Image: Eric Kilby, Shouting Camel (2009)

5 Comments

  1. Bonne chronique,mais sans faire pleuvoir sur ta parade, j’ai perdu espoir en ma génération pour prendre soin de la terre. Par exemple il fut un temps la laine du mouton servait à confectionner un chandail, qui était recyclé en mitaines et finissait en tapis. Puis l’invention du BIC fit la promotion du gaspillage. L’homo plus ou moins sapiens d’aujourd’hui ne sait plus recycler et utiliser la terre intelligemment. Pour faire un vrai changement il faudra combattre l’esprit mercantile de tous ceux qui nous offre de surconsommer. Mais la lueur d’espoir vient des jeunes qui semblent beaucoup plus enclin à consommer plu intelligemment.

  2. Saint Augustin a écrit: « Les temps sont mauvais? Soyons nous et les temps seront bons, car nous sommes le temps »

    Alors qu’est-ce que la bonté? La bonté envers la terre ne serait-elle pas la même que la bonté envers nos semblables ?

    Donc difficile car exigeante de la simplicité du don et non de celle des attentes.

    Gandhi a dit : « On reconnaît le degré de civilisation d’un peuple à la manière dont il traite ses animaux ». ( Je me permets d’ajouter « ses vieillards » ).

    À noter que les premiers convoqués à la crèche par les anges sont les bergers et ce avant les mages et leurs offrandes de myrrhe, d’or et d’encens, il y a les fromages des brebis et des chèvres.

    Notre époque compte comme toujours beaucoup trop de vieux boucs dans leurs VUS comme autrefois ils paradaient dans leurs chars de guerre.

    Comme l’Arlequin de Carlo Goldoni,on ne peut servir deux maîtres à la fois bien que la pratique en soit courante.

    On choisit soit la vie ou la mort et ce dans notre quotidien qui est notre pain.

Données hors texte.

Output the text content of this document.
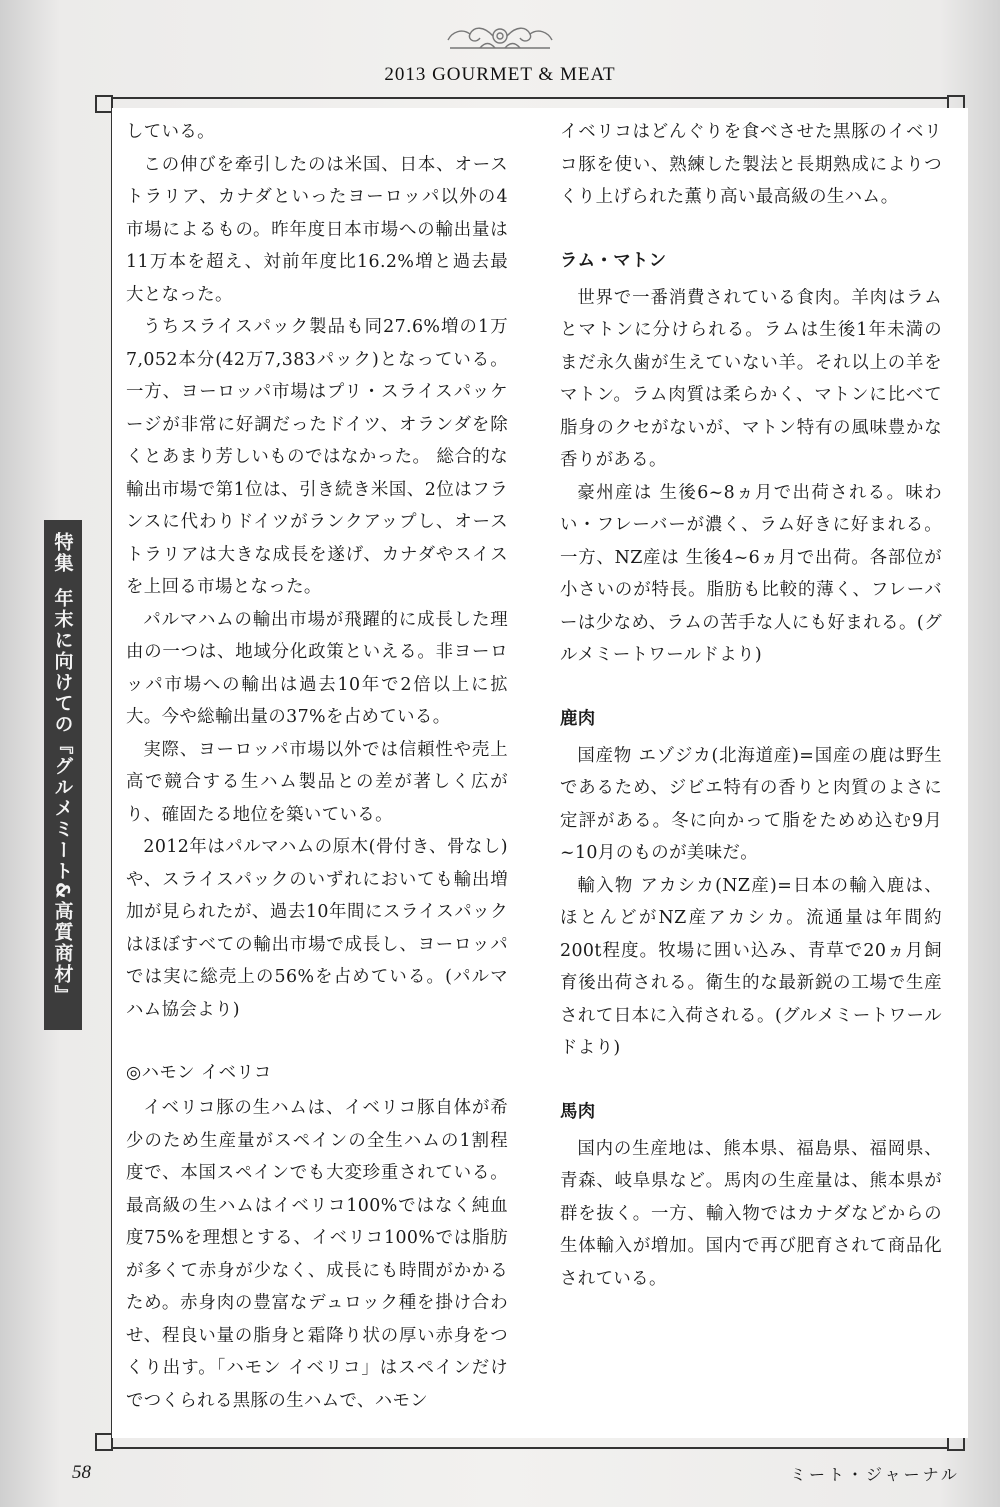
2013 GOURMET & MEAT

している。

この伸びを牽引したのは米国、日本、オーストラリア、カナダといったヨーロッパ以外の4市場によるもの。昨年度日本市場への輸出量は11万本を超え、対前年度比16.2%増と過去最大となった。

うちスライスパック製品も同27.6%増の1万7,052本分(42万7,383パック)となっている。一方、ヨーロッパ市場はプリ・スライスパッケージが非常に好調だったドイツ、オランダを除くとあまり芳しいものではなかった。 総合的な輸出市場で第1位は、引き続き米国、2位はフランスに代わりドイツがランクアップし、オーストラリアは大きな成長を遂げ、カナダやスイスを上回る市場となった。

パルマハムの輸出市場が飛躍的に成長した理由の一つは、地域分化政策といえる。非ヨーロッパ市場への輸出は過去10年で2倍以上に拡大。今や総輸出量の37%を占めている。

実際、ヨーロッパ市場以外では信頼性や売上高で競合する生ハム製品との差が著しく広がり、確固たる地位を築いている。

2012年はパルマハムの原木(骨付き、骨なし)や、スライスパックのいずれにおいても輸出増加が見られたが、過去10年間にスライスパックはほぼすべての輸出市場で成長し、ヨーロッパでは実に総売上の56%を占めている。(パルマハム協会より)

◎ハモン イベリコ

イベリコ豚の生ハムは、イベリコ豚自体が希少のため生産量がスペインの全生ハムの1割程度で、本国スペインでも大変珍重されている。最高級の生ハムはイベリコ100%ではなく純血度75%を理想とする、イベリコ100%では脂肪が多くて赤身が少なく、成長にも時間がかかるため。赤身肉の豊富なデュロック種を掛け合わせ、程良い量の脂身と霜降り状の厚い赤身をつくり出す。「ハモン イベリコ」はスペインだけでつくられる黒豚の生ハムで、ハモン

イベリコはどんぐりを食べさせた黒豚のイベリコ豚を使い、熟練した製法と長期熟成によりつくり上げられた薫り高い最高級の生ハム。

ラム・マトン

世界で一番消費されている食肉。羊肉はラムとマトンに分けられる。ラムは生後1年未満のまだ永久歯が生えていない羊。それ以上の羊をマトン。ラム肉質は柔らかく、マトンに比べて脂身のクセがないが、マトン特有の風味豊かな香りがある。

豪州産は 生後6~8ヵ月で出荷される。味わい・フレーバーが濃く、ラム好きに好まれる。一方、NZ産は 生後4~6ヵ月で出荷。各部位が小さいのが特長。脂肪も比較的薄く、フレーバーは少なめ、ラムの苦手な人にも好まれる。(グルメミートワールドより)

鹿肉

国産物 エゾジカ(北海道産)=国産の鹿は野生であるため、ジビエ特有の香りと肉質のよさに定評がある。冬に向かって脂をためめ込む9月~10月のものが美味だ。

輸入物 アカシカ(NZ産)=日本の輸入鹿は、ほとんどがNZ産アカシカ。流通量は年間約200t程度。牧場に囲い込み、青草で20ヵ月飼育後出荷される。衛生的な最新鋭の工場で生産されて日本に入荷される。(グルメミートワールドより)

馬肉

国内の生産地は、熊本県、福島県、福岡県、青森、岐阜県など。馬肉の生産量は、熊本県が群を抜く。一方、輸入物ではカナダなどからの生体輸入が増加。国内で再び肥育されて商品化されている。

特集
年末に向けての『グルメミート&高質商材』
58	ミート・ジャーナル
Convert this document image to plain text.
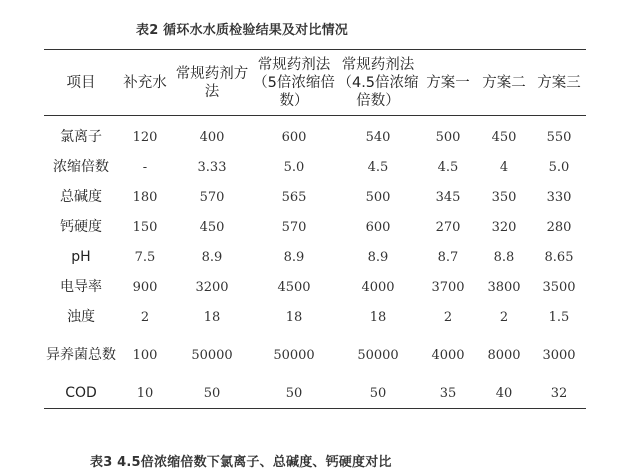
表2 循环水水质检验结果及对比情况
项目	补充水	常规药剂方法	常规药剂法（5倍浓缩倍数）	常规药剂法（4.5倍浓缩倍数）	方案一	方案二	方案三
氯离子	120	400	600	540	500	450	550
浓缩倍数	-	3.33	5.0	4.5	4.5	4	5.0
总碱度	180	570	565	500	345	350	330
钙硬度	150	450	570	600	270	320	280
pH	7.5	8.9	8.9	8.9	8.7	8.8	8.65
电导率	900	3200	4500	4000	3700	3800	3500
浊度	2	18	18	18	2	2	1.5
异养菌总数	100	50000	50000	50000	4000	8000	3000
COD	10	50	50	50	35	40	32
表3 4.5倍浓缩倍数下氯离子、总碱度、钙硬度对比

  3.  » désolé, j’ai omis de taper le mot  » bons  » en début des propos d’Augustin…ma seule excuse est celle de devenir vieillissant…vous savez, sinon vous saurez, …avec le temps « 

  4. Bonsoir M. Picard,

    lire des gens se désoler sur leur génération c’est s’exposer aux propos fallacieux des bien-pensants. C’est chercher à nous faire croire qu’ils sont resté au-dessus de la mêlée et ne sont jamais tombé dans les travers du plus grand nombre, ceux-là même à qui ils font des reprochent en s’accordant un pas de recul et cette liberté de juger leur prochain. Pourtant! À dresser la liste de leur mode de vie, il serait clair combien il participe au grand gaspillage qui occulte l’espoir d’un mode meilleur. Car ce monde ne peut plus être racheté par de meilleures pratiques. Le pire est en marche et ne peut être réfréné avant que la Terre ne soit une nouvelle planète probablement réfractaire à l’homme. Cette laine à laquelle vous faite nostalgiquement référence n’est déjà plus disponible au plus grand nombre et des fibres synthétiques habillent pour l’essentiel les foules, les prix faisant office de clivage censitaire. Tout comme ceux qui meurt de chaleur de ne pouvoir s’offrir un climatiseur. Vous qui vantez vos lainage, que ne nous parlez-vous de la fraîcheur de vos étés. Car votre réalité loge à cette enseigne, vous dénoncez en petit bourgeois en pleurant (et je pourrais parler de ceux qui cite Ronsard) votre génération et en espérant en vos petits enfants. Mais cette génération fut précédée d’une autre et encore d’une autre, toutes dévouées à dévoyer la nature. La catastrophe n’est pas l’affaire des vingt dernières années. C’est le résultat d’un mode de production et à moins de s’imposer une réforme niveleuse, nous n’allons nul part, au mieux à notre perte.

    Nous devons admettre avec humilité que nous avons tous abusé du système, que nous en portons de plus en plus les stigmates parce que nous avons contribué à notre échelle propre à la dégradation du monde et qu’il se fait tard (probablement trop tard) pour pleurer en accusant les autres.